Colectivos sociales, Asambleas de Parados de Ezkerraldea, Berri-Otxoak, Portugalete Eraikitzen y Santurtziko Herri Komitea y representantes de centrales sindicales se concentraron ayer ante Lanbide de Sestao para denunciar la multa de 600 euros que se impuso a una persona que participó en una protesta ante ese centro hace año y medio para reclamar un empleo y rechazar los recortes que se están imponiendo, que afectan a los más desprotegidos.
Después de que se ha agotado la vía legal, estos colectivos decidieron ayer hacer frente al pago de esa multa llevando a Kutxabank de esa localidad la mayor parte de la misma en céntimos. Para ello, organizaron una cadena humana que recorrió la sede del Servicio Vasco de Empleo hasta la plaza del Kasko, donde se encuentra la sucursal bancaria. Endika Tregu, en nombre de los colectivos convocantes del acto de protesta, aseguró que «nos tienen represaliados; cada vez que hacemos una concentración nos llegan las multas sin motivo aparente». Añadió que la protesta que llevaron a cabo hace año y medio fue la denuncia que «no tenemos trabajo en esta localidad, donde la tasa de paro sobrepasa el 25% y los pocos trabajos que salen son muy precarios y de corto espacio de tiempo». Según dijo, en nombre de los colectivos sociales, sindicales y de parados de Ezkerraldea, la acción de ayer es una manera de decir a las instituciones que «no están mitigando este grave problema» y, por lo tanto, no les queda otro remedio que movilizarse para que «se nos vea y se nos oiga».

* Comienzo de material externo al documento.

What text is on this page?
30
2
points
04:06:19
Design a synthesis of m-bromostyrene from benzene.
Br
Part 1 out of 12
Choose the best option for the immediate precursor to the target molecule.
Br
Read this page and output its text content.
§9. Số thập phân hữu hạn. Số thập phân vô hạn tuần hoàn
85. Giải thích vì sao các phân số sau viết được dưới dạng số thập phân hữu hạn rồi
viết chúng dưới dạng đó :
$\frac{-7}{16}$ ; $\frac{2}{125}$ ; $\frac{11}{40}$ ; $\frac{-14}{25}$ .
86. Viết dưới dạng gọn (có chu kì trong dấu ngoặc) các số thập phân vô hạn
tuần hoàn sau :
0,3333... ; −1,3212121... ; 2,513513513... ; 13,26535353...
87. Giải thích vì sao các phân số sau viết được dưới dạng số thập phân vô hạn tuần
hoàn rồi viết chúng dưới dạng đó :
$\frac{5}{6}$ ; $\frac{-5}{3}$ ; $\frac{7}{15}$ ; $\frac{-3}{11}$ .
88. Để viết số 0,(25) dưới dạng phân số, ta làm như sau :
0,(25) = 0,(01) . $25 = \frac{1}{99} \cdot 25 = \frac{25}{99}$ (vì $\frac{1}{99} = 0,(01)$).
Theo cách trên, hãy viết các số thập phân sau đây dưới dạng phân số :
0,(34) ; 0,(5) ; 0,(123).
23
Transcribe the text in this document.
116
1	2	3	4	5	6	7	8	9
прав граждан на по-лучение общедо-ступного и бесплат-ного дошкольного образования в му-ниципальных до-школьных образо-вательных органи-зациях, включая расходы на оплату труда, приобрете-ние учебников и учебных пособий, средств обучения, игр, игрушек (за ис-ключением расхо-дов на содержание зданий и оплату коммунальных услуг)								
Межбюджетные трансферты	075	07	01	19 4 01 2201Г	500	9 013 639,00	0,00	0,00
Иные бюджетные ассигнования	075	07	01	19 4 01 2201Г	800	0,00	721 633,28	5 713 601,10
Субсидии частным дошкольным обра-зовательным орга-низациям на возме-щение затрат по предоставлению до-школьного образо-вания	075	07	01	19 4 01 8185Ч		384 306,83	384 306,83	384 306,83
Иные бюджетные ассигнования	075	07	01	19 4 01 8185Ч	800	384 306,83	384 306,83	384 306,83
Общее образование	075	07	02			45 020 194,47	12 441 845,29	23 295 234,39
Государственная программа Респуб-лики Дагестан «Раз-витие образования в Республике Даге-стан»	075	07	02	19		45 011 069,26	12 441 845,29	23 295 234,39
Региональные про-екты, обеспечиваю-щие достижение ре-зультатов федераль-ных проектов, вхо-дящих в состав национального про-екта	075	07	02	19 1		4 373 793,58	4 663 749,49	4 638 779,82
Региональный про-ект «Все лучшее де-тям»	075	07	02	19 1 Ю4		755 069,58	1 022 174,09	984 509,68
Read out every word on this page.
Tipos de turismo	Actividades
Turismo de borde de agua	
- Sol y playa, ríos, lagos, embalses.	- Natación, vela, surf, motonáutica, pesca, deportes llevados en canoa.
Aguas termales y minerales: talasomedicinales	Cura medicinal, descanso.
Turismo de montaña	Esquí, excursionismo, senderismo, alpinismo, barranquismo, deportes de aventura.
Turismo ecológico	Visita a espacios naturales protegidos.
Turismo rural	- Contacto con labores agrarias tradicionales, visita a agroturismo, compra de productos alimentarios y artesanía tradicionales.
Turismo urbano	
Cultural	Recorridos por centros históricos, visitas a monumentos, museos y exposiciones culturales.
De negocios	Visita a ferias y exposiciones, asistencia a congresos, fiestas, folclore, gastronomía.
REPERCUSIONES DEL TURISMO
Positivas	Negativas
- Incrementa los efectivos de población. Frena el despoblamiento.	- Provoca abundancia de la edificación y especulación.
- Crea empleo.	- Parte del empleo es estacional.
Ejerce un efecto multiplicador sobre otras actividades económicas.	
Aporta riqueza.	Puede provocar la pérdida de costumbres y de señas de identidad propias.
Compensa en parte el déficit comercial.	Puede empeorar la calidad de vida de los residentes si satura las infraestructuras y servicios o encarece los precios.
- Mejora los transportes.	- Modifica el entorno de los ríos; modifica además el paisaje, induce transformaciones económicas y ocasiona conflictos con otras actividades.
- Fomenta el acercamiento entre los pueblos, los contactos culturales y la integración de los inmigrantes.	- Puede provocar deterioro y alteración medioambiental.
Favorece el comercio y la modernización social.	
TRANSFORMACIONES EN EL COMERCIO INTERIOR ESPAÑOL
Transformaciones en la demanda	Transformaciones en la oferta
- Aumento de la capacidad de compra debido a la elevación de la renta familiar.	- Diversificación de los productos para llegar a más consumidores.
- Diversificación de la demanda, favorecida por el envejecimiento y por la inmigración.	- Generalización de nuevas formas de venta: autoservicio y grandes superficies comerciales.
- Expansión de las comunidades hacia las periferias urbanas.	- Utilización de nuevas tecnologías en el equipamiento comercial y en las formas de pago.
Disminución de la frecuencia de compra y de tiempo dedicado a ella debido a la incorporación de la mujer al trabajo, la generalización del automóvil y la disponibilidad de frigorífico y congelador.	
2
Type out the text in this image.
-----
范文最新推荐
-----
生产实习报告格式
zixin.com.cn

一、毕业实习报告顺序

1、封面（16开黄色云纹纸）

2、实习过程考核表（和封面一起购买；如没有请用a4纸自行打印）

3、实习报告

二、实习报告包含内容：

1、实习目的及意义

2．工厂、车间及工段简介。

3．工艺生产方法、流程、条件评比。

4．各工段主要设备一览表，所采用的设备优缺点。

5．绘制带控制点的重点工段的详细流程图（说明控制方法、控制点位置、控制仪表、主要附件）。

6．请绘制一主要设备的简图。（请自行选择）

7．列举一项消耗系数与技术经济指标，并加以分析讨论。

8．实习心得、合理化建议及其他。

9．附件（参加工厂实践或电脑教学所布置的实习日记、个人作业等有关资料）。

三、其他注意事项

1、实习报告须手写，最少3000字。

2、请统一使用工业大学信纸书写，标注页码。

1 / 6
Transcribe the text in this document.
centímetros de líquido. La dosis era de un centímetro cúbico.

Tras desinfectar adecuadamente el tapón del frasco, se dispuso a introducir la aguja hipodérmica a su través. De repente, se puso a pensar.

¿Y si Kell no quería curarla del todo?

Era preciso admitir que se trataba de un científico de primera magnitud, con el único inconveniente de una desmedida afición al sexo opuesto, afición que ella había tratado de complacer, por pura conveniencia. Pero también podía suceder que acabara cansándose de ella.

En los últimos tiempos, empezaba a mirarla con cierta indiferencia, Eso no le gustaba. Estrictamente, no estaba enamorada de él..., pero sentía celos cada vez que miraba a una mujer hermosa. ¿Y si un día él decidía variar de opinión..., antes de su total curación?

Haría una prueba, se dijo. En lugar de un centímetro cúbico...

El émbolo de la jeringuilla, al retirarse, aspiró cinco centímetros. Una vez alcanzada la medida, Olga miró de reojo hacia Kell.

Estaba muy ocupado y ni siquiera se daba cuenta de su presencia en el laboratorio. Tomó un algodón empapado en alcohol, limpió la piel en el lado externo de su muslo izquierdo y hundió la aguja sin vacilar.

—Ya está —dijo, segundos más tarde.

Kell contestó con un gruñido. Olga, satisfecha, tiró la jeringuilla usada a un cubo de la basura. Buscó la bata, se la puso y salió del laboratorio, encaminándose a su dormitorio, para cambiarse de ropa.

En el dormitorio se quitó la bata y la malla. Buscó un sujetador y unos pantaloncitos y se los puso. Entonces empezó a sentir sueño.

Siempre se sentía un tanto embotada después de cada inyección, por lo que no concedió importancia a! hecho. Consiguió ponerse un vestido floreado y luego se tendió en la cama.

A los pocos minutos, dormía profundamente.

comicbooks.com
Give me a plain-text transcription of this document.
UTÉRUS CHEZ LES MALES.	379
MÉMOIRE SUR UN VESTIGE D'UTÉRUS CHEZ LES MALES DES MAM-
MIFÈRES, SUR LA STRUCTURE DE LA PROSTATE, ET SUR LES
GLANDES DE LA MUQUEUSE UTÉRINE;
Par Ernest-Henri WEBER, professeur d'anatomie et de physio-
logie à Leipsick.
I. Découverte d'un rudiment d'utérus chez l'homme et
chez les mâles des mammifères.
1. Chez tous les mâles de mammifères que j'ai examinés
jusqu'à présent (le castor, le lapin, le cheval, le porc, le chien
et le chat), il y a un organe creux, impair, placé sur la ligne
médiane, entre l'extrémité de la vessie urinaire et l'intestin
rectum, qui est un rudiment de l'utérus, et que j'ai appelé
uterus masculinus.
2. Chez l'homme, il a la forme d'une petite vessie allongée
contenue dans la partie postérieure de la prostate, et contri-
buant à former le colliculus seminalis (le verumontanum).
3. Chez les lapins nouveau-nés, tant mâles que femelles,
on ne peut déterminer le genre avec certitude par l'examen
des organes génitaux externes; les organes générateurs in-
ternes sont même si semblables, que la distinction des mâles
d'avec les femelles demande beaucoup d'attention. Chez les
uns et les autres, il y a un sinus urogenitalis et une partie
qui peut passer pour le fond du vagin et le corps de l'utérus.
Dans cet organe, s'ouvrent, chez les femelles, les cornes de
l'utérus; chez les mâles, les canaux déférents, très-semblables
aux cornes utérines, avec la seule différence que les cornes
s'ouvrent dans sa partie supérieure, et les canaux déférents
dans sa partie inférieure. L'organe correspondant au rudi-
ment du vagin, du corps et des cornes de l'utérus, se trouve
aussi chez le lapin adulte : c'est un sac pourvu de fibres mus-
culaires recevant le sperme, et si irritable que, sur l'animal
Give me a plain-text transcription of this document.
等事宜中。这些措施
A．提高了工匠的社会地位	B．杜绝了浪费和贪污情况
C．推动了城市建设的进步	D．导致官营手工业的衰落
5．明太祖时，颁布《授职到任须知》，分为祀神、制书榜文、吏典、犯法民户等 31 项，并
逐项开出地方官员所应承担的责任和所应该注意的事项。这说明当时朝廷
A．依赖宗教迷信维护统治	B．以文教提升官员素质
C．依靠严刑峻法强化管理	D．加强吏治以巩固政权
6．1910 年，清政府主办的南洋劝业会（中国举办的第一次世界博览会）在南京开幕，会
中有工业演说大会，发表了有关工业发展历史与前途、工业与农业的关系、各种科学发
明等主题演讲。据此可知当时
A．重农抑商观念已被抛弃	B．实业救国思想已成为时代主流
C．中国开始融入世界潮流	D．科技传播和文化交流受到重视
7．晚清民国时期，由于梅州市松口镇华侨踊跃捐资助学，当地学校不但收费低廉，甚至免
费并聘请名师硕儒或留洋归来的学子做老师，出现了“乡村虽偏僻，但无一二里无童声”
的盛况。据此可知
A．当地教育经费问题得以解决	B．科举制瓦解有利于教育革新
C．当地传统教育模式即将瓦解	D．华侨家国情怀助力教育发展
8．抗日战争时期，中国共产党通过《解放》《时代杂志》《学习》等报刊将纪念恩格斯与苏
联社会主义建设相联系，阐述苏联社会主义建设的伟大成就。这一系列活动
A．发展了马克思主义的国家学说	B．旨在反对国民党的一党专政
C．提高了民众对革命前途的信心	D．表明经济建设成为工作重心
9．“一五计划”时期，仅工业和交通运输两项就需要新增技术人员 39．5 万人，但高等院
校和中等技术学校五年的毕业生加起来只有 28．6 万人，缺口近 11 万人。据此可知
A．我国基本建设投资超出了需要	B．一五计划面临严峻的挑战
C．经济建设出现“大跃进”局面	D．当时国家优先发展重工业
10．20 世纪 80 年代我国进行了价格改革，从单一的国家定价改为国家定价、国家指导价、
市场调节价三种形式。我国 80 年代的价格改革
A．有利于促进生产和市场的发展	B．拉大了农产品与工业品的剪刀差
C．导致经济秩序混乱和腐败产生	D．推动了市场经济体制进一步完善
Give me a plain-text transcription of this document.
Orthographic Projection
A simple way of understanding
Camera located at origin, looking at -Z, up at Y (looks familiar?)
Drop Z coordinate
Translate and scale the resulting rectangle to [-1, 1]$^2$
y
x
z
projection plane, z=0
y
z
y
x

Asimismo, expresaron con que «en lugar de soluciones a la actual situación de crisis económica las únicas respuestas que se dan desde las diferentes administraciones -ayuntamientos, behargintzak-centros comarcales de apoyo al empleo, Diputación de Bizkaia, Gobierno vasco y oficinas de Lanbide-, es criminalizar la respuesta ciudadana a los recortes sociales».
Los colectivos movilizados dejaron claro que sus protestas son pacíficas y que «no nos van a callar, si no hay soluciones directas».